It looks the way it logically is, your emotional reaction to it notwithstanding. If you can't find the empirical measure then all your posturing amounts to nothing more than a subjective reaction and you might as well be the guy on the street corner you likely find offensive.
I thought you might be the guy to help me find the measure.
I've been perfectly clear about it. Either there's an objective, empirical (or other equally objective) litmus to meet or there isn't.
Can you be clear on what it is?
The isn't underscores the insufficiency of empiricism (or other objective approaches) and the inherently subjective nature of our approach to the question of God.
So you think empiricism isn't up to the task but subjectivity does it?
Two things then:
* Can you be convincing in a subjective way?

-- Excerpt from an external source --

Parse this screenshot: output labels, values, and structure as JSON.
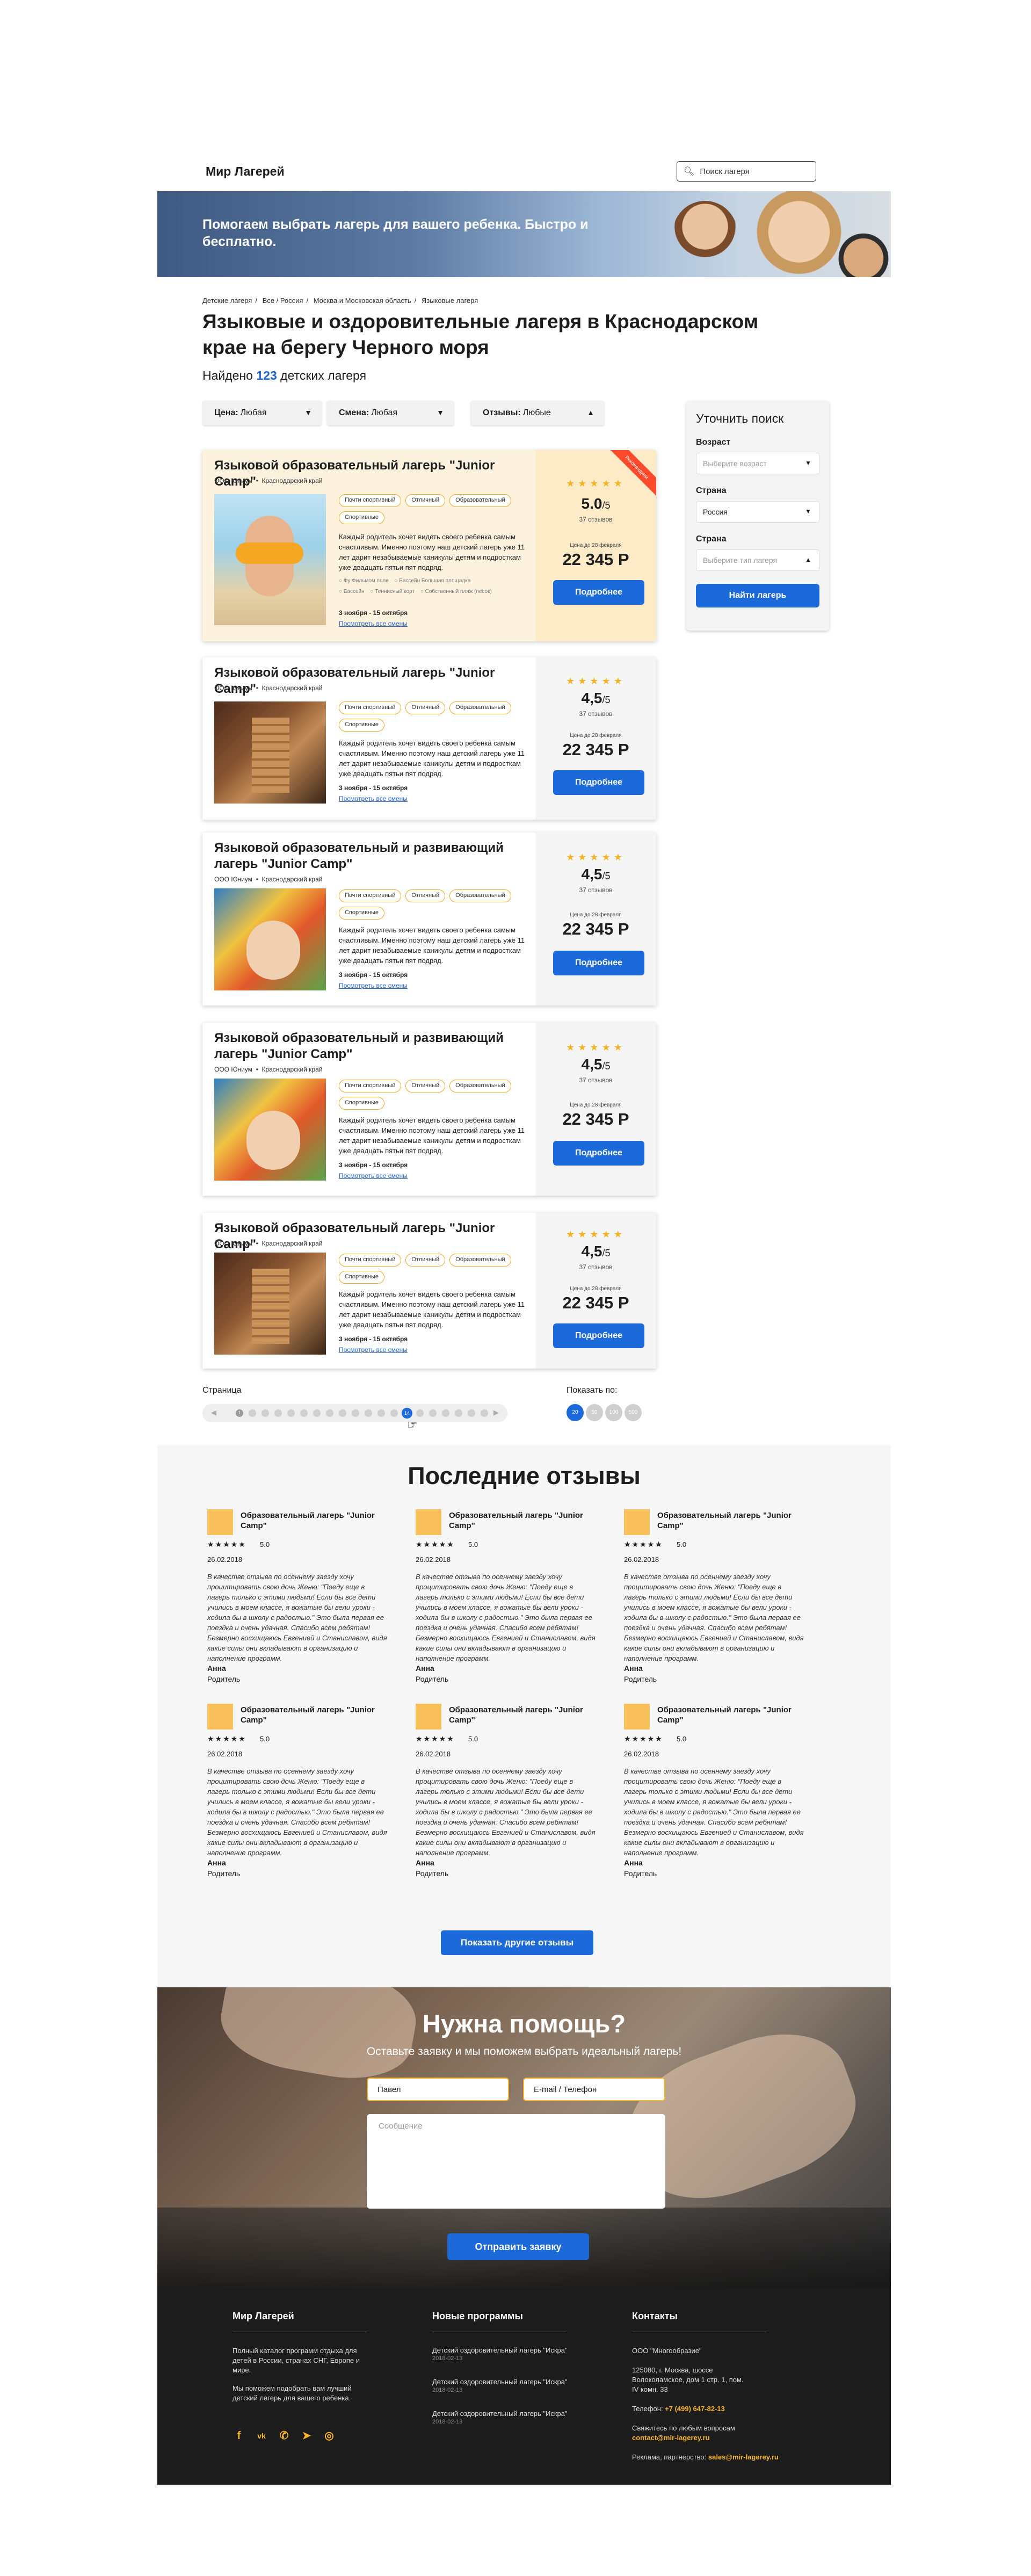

* What is it about the question of the existence of your god that makes a subjective approach more appropriate? Is that god's existence a matter of opinion?
You can't show me a photograph of all sorts of things, existent and non. If I produced a picture of a resurrected Jesus walking across my pond I'm betting that would only begin all sorts of additional challenges and questions that wouldn't settle a thing.

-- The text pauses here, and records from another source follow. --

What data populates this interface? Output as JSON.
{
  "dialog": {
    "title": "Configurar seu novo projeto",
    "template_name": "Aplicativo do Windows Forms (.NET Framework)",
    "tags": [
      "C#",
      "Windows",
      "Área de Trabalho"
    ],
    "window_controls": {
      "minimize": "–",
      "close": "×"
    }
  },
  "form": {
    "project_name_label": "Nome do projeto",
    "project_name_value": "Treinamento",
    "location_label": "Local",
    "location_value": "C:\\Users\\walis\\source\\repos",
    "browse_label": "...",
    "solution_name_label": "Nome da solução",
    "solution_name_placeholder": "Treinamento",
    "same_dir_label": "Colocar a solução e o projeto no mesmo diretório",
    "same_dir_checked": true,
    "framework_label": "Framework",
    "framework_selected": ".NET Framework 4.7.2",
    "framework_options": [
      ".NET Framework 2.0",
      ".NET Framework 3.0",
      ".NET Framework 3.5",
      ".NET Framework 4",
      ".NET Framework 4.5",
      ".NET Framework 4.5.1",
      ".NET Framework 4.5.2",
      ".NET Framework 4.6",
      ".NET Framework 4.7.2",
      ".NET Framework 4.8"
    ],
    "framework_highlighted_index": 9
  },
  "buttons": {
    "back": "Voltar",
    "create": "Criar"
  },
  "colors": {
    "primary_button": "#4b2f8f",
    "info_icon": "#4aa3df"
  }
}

Oh no, not critical inquiry. That would be awful.
So we're right back to settling. If you want proof you should understand what would suffice. And for the what would suffice to be meaningful beyond your subjectivity it would have to be empirically (or otherwise objectively) verifiable and the means methodologically reproduceable.
Why are you telling me what I would or wouldn't believe? Isn't that the point of subjectivity?
I personally think the best argument against the existence of god is an aesthetic one. That is based in both observation and personal taste. Ask me about it some time.
What's that litmus again? If you can't name it you can't be satisfied and the question/challenge isn't meaningful.
Litmus is an extract from a lichen that, when chemically treated responds to changes in hydronium ion concentration by changing colour between red and blue. Can you be as clear about the existence of your god as I can about summarising the chemical nature and behaviour of litmus? Don't forget, I didn't provide any evidence just then. As with the photograph, proper detailed explanations could do it.
But I don't know why you are convinced about your god so I can't know how to ask you to be convincing. Again, all I can conclude from that is you aren't actually convinced yourself.
When you insist on proof you by and large are absent some other means of objective verification on the point, which you also fail to produce as a standard.
I find it amusing that when I post on ToL, and especially when the interlocutor is a creationist, I am always expected to have the highest standards and the best evidence-based responses!
I could have a holiday from that, couldn't I. Maybe I could just baldly assert on every front as is done in scripture and in temples, mosques, synagogues and churches across the world, not just the way I did on the non-existence of gods, but on any topic!
But I do try to set high standards of probity when it's possible.
This is serious business and you're a member of the Body.
Uh oh. Shall I step out for a minute?